1993年国際基督教大学教養学部心理学科卒業後渡米。1995年コロンビア大学カウンセリング心理学修士号、2000年にイリノイ大学社会・人格心理学博士号取得後、2000年から2004年までミネソタ大学心理学部で助教授を務める。2004年より2006年までヴァージニア大学心理学部助教授、2006年より同大学准教授。2006年アメリカ心理学会より「ディスティングイッシュト・サイエンティスト・レクチャーシリーズ」の講師に選ばれる。現在、学会誌『パーソナリティ・アンド・ソーシャルサイコロジー・ブレティン』の副編集長。また『ジャーナル・オブ・パーソナリティ・アンド・ソーシャルサイコロジー』ほか、数々の社会心理学、文化心理学、パーソナリティ心理学の学術誌の編集委員も兼任している(本データはこの書籍が刊行された当時に掲載されていたものです)

 

 

概要

 

 

「幸福感」が向上する、と科学的に証明されたやり方には以下のものがあります。

 

  1. 感謝介入法 :毎日、自分が感謝したことをノートなどに書き留める
  2. 親切介入法 :毎日、自分が親切にしたことについてノートなどに書き留める

 

 

 

詳細

 

1.感謝介入法

 

心理学実験によると、被験者を3つのグループに分けて、1つのグループには「過去1週間で自分が感謝すること」を5つ書かせ、次のグループには「過去1週間で自分が面倒くさかったこと」を5つ書かせ、最後のグループには「過去1週間で起こった出来事」を5つ書かせました。

 

これを9週間実行した結果、人生の満足度は「感謝」グループで最も高く、筋肉痛やのどの痛みなどの症状の数は最も少ないという結果が出たそうです。

 

2.親切介入法

 

別の心理学実験によると、被験者を2つのグループに分けて、1つのグループには「自分が親切をしたらそれを記録する」ということを行なわせ、他のグループには特に何もさせませんでした。

 

1か月後、幸福感を測定したところ、「親切」グループでは有意に幸福感が高まっていたのに対して、何もしないグループでは特に変化がなかったそうです。

 

 

 

 

解説

 

このように、「親切にしましょう」「感謝しましょう」という台詞は、単に道徳的というだけでなく、自分自身が幸せになれる(そしてコストも必要ない)、すごくシンプルなアクションである、と考えることが出来ます。ROIで考えれば、これを実行しない理由はあまり思い付きません。
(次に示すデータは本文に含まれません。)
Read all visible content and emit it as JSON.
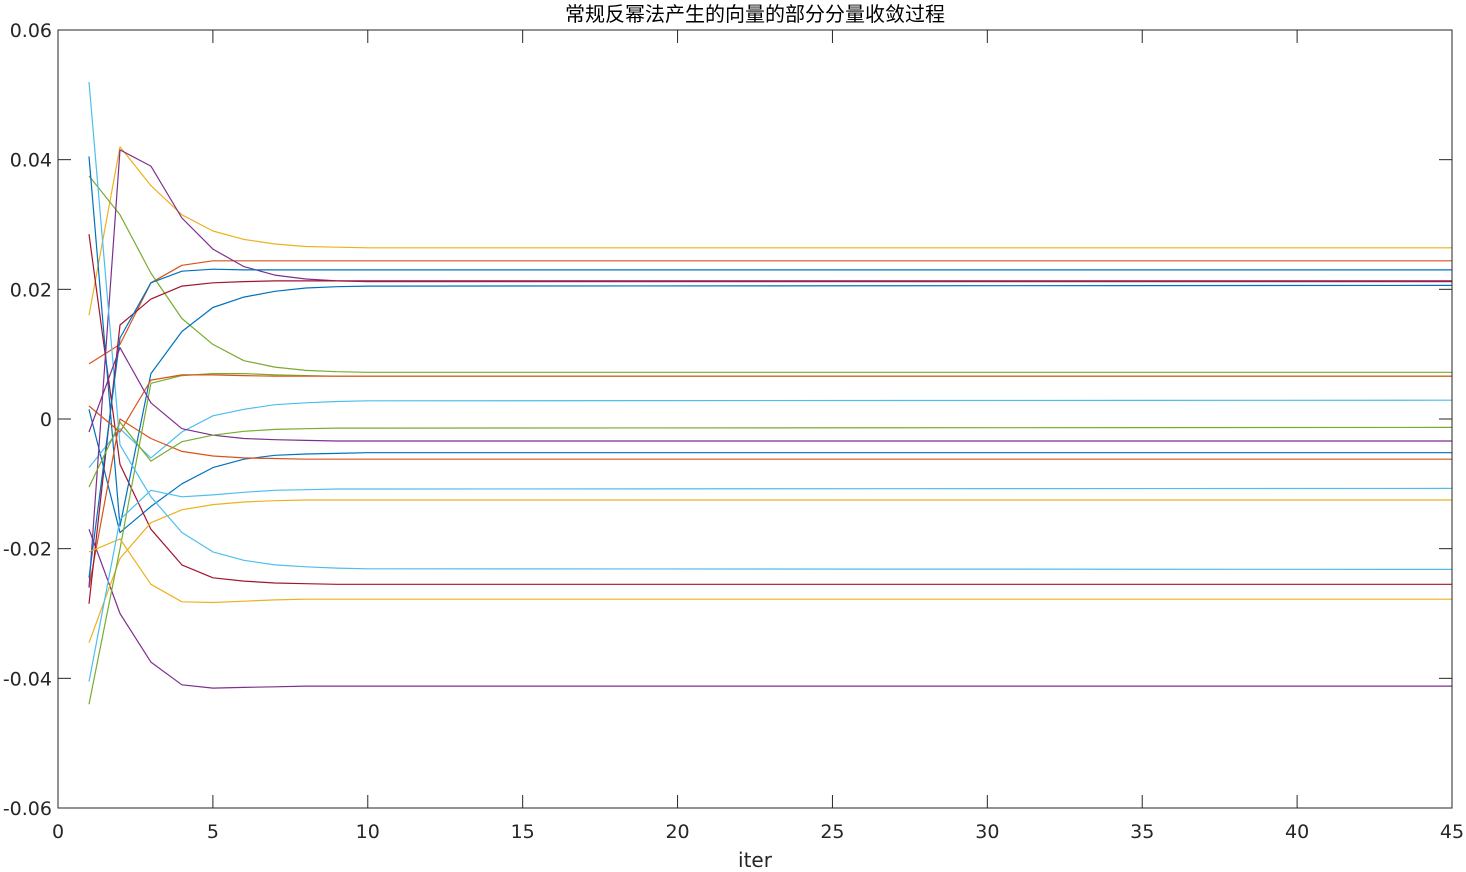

ただ、僕自身は過去に長期間(1年以上)にわたって上記の介入法を試していましたが、「幸福度が高まった」と自覚することはとうとう出来ませんでした。個人差があるのでしょうね。

きっと、心がキレイな人には有効なんだと思いますが、僕のように性格が歪んでしまっている人間には、効果が薄いのかもしれません。残念。